Karfa Diallo, président de la fondation diverscités, et Lionel Jensac, membre du collectif débaptisons les rues de négriers
Pourquoi débaptiser les noms de rues des négriers ?
« J’appelle négrier, non seulement le capitaine de navire qui vole, achète, enchaîne et vend des hommes noirs… qui même les jette à la mer, mais encore tout individu qui, par une coopération directe ou indirecte, est complice de ces crimes. » Abbé Grégoire, Des peines infamantes à infliger aux négriers.
Le 23 août dernier (Journée internationale du souvenir de la traite des Noirs de l’Unesco), DiversCités, la Fondation européenne du Mémorial de la traite des Noirs lançaient la campagne nationale Débaptiser les rues de négriers, à Bordeaux, Nantes, La Rochelle, Le Havre et Marseille. Ces villes abritent, en effet, des rues et places qui continuent d’honorer des personnalités qui se sont illustrées dans l’armement de navires, l’achat, la vente et la mise en esclavage d’êtres humains pendant la période du commerce triangulaire.
Déclarée crime contre l’humanité par la conférence internationale de Durban en 2001, par la France avec la loi Taubira et récemment par le Sénégal le 23 mars 2010, la traite des Noirs est la seule entreprise criminelle de cette envergure pour laquelle il n’y a ni châtiment ni réparation.
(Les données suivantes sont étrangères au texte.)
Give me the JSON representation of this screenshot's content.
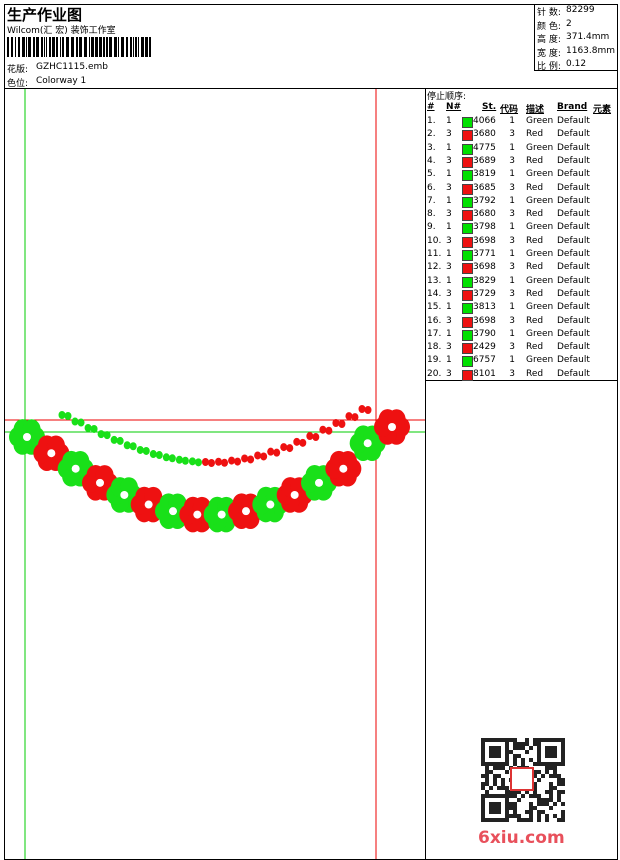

Cette reconnaissance des enjeux de la mémoire est nécessaire en termes de citoyenneté, de lutte contre l’oubli et les discriminations, mais aussi de combat contre toutes les formes d’esclavage moderne. Elle exprime ici la volonté de vigilance et d’engagement. Alors, pourquoi débaptiser les rues de négriers ?
Pour l’écrivain martiniquais Patrick Chamoiseau : « Pour moi, il est évident qu’il faut débaptiser les rues de Bordeaux, de Nantes, de La Rochelle et du Havre qui portent le nom de négriers. Les choix de noms pour les rues sont de nature emblématique, voire symbolique. C’est un maillage de petites célébrations qui est censé conforter les valeurs les plus fondamentales de la nation. Quand on a compris cela, l’insupportable surgit alors… »
La révélation de cet héritage urbain très encombrant pour la plupart des anciens ports négriers a eu un accueil différent selon les villes. Ainsi à Nantes, le maire, Jean-Marc Ayrault, a répondu rapidement à la demande de DiversCités en envisageant la pose de plaques explicatives pour préserver cette mémoire. Cependant, à Bordeaux l’amnésie demeure dans la cité qui honore actuellement le plus d’armateurs (évalués à 25) et où, au mépris du dialogue espéré, Alain Juppé déclare : « C’est absurde… quand va s’arrêter la repentance ? »
En réponse à cela, un collectif indépendant s’est formé dans la lignée des actions de DiversCités. Il a choisi comme nom Débaptisons les rues de négriers pour interpeller l’opinion publique. Son but n’étant pas de supprimer le passé mais bien d’aider à la réparation morale en proposant la pose de plaques explicatives dans les rues désignées. Le mercredi 7 avril, les membres du collectif organiseront leur première action. Ils se réuniront place de la Victoire à Bordeaux à 14 heures afin d’apposer, en parallèle des noms qu’ils désirent mettre en évidence, des autocollants portant le nom d’abolitionnistes célèbres. Par cette action directe non violente médiatisée, ils espèrent sensibiliser l’opinion publique et inciter la municipalité de Bordeaux à s’engager dans le débat sur la reconnaissance de l’histoire de la ville.
Dans notre démocratie représentative, lorsqu’il y a refus catégorique de dialogue de la part des élus vis-à-vis de leurs électeurs, l’action directe des citoyens devient légitime pour faire appliquer le devoir de mémoire qui nous incombe à tous, estiment les membres du collectif. Cette mobilisation, qui n’est pas une entreprise de victimisation ou de diabolisation, est déterminée à donner à la mémoire de la traite des Noirs toute sa place dans le récit national.